Tuesday, September 17, 2013

Sai Mai - Another Special Isaan Treat




Roadside Vendor Making "Crepes" for Sai Mai

We had to go out to Tahsang Village on Sunday for Duang to take her father to the hospital for his scheduled appointment.  I have often mentioned that there are no secrets here in Isaan,  Well once again it was proven in regards to our planned trip out to the village.  On Saturday during one of my wife's daily calls with her family, a message from our 4-1/2 year old grandson, Peelawat, was conveyed to Duang.  Peelawat reminded her to stop along the road and buy him some Sai Mai.

We live very close to Highway 2 the main road from the Lao border south to the Bangkok area.  We travel on Highway 2 on our journeys out to Tahsang Village.  Highway 2 is typically a 4 lane separated modern road.  Despite being a modern thoroughfare, the highway can be quite interesting.  The King has sponsored a program, OTOP (One Tambon, One Product) where sub-districts (over 7,000 of them) focus on marketing a single handicraft or product.  Along the road just before the turn off to Kumphawapi, the road in both directions is lined with little stands built out of bamboo and sheltered by a large umbrella where local people sell a local specialty - sticky rice cooked inside of bamboo with coconut milk and a few beans.  If I understood my wife properly and have spelled it correctly, it is known as "Pan Kao Thai".

Further south along the road you will find villages where Isaan Sausages are cooked and sold to motorists.  In other locations, bottles of honey are for sale.  Not all the products are edible along the road.  In some areas, pottery, walking canes, rattan furniture, and textiles are featured.

Of course anywhere along the road, you will come upon places where people are grilling chickens and serving other foods to passersbys.

I have written about the seasonal treat, kao tawtek, that is now being prepared for Kao Sa on 19 September.  September is also the time for preparing and consuming another special treat - Sai Mai.  Spotted along Highway 2 on the way to Kumphawapi are stalls that are selling Sai Mai.  We stopped at one just before the Udonthani Mail Sorting Facility.


Sai Mai is a two component treat that is assembled by the consumer.  Sai Mai consists of small thin crepes that have a sugar product placed on it and rolled up to be eaten.   The sugar product resembles asbestos in texture as well as coloring.  It seems to be a Thai form of cotton candy.  It melts quickly and completely in your mouth.  It is softer and less stiff than American cotton candy.  It resembles chopped soft fibers rather than spun filaments of cotton candy.  The Thai product can be rolled and molded into compact balls quite easily but that it not the accepted practice for eating it.  This component is purchased from manufacturers. Sai Mai vendors distribute the product in various sized plastic bags sealed with elastic bands for sale.

The second component of Sai Mai is a small diameter thin crepe.  The crepes are made freshly at the stall and several are placed in small plastic bags.  The crepes are made out of rice flour and water.  Unlike crepes that include eggs, salt, and vanilla, in a runny matter these crepes are a thick paste that is smeared on the hot griddle BY HAND.

The griddle is a typical propane gas open flame device - just like I have seen used in Europe to make crepes.  I watched in awe as the vendor grabbed a handful of rice flour paste and smeared three small circles on the hot plate.  Almost immediately after finishing the third circle, the vendor used a thin pastry scraper in his other hand to remove and stack the one millimeter thick crepes on a table near the stove.  After creating a stack of around one centimeter thick, the stacked crepes were carefully placed in a small plastic bag after the vendor washed his "paste" hand in a nearby tub of water.



We bought two bags of Sai Mai and associated bags of crepes for 50 baht ($1.50 USD).

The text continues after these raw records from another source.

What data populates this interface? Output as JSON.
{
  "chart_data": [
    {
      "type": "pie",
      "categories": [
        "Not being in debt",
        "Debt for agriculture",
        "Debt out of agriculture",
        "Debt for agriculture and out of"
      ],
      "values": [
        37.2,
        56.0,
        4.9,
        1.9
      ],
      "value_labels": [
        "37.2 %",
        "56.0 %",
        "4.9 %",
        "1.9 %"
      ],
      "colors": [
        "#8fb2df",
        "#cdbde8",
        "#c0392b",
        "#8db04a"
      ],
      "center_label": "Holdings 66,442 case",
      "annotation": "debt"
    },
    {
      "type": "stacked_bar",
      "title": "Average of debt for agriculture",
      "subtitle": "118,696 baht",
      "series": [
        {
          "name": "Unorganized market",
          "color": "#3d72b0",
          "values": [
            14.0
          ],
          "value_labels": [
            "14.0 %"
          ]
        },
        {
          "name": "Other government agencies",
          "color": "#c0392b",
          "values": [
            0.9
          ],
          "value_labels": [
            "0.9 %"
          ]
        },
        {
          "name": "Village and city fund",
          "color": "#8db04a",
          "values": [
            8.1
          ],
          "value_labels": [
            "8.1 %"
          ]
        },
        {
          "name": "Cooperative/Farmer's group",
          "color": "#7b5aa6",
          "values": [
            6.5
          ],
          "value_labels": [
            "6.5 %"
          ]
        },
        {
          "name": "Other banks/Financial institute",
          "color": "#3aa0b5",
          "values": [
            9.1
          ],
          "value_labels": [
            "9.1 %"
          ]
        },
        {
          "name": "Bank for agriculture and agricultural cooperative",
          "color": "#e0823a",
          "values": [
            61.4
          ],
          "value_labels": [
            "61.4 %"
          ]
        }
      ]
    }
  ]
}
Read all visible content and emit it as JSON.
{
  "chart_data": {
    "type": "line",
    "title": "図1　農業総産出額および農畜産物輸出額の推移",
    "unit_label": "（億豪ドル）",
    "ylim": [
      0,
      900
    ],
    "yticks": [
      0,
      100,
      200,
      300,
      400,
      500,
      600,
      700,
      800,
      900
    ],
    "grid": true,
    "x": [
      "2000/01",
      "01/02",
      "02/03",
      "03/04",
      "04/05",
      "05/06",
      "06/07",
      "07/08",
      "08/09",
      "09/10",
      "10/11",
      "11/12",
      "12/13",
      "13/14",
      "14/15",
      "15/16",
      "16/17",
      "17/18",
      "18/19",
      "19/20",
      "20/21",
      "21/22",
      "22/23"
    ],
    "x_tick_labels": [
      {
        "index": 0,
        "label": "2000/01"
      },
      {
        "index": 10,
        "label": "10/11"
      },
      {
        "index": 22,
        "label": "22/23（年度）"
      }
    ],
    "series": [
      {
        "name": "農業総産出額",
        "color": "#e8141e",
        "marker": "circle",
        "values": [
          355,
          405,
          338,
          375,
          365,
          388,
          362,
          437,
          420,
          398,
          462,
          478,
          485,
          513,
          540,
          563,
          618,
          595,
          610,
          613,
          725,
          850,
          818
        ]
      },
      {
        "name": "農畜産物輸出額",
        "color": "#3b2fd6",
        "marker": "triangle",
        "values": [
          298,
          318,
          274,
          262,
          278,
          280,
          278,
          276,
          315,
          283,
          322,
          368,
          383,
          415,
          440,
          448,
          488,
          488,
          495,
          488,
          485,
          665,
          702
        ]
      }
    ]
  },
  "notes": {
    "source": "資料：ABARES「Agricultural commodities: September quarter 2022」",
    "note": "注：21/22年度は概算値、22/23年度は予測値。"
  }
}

Upon arrival in Tahsang Village we were enthusiastically welcomed by Peelawat, Kwan, Tey, Mai, Phere, and Phu.  We sat upon the raised platform outside of the home and laid out the Sai Mai. components.  In a process very much like "rolling your own", the children carefully separated a crepe from the stack, laid it flat in their hand, grabbed some of the sugar product in their other hand, sprinkled the sugar fibers across the center-line of the crepe, folded the filled crepe in half and rolled it into a tube.  The completed treat was then consumed in two to three bites.  Duang and I joined in the feeding frenzy.  In very little time, the treats were completely consumed.

I suspect that we will be enjoying some more Sai Mai before the season is over.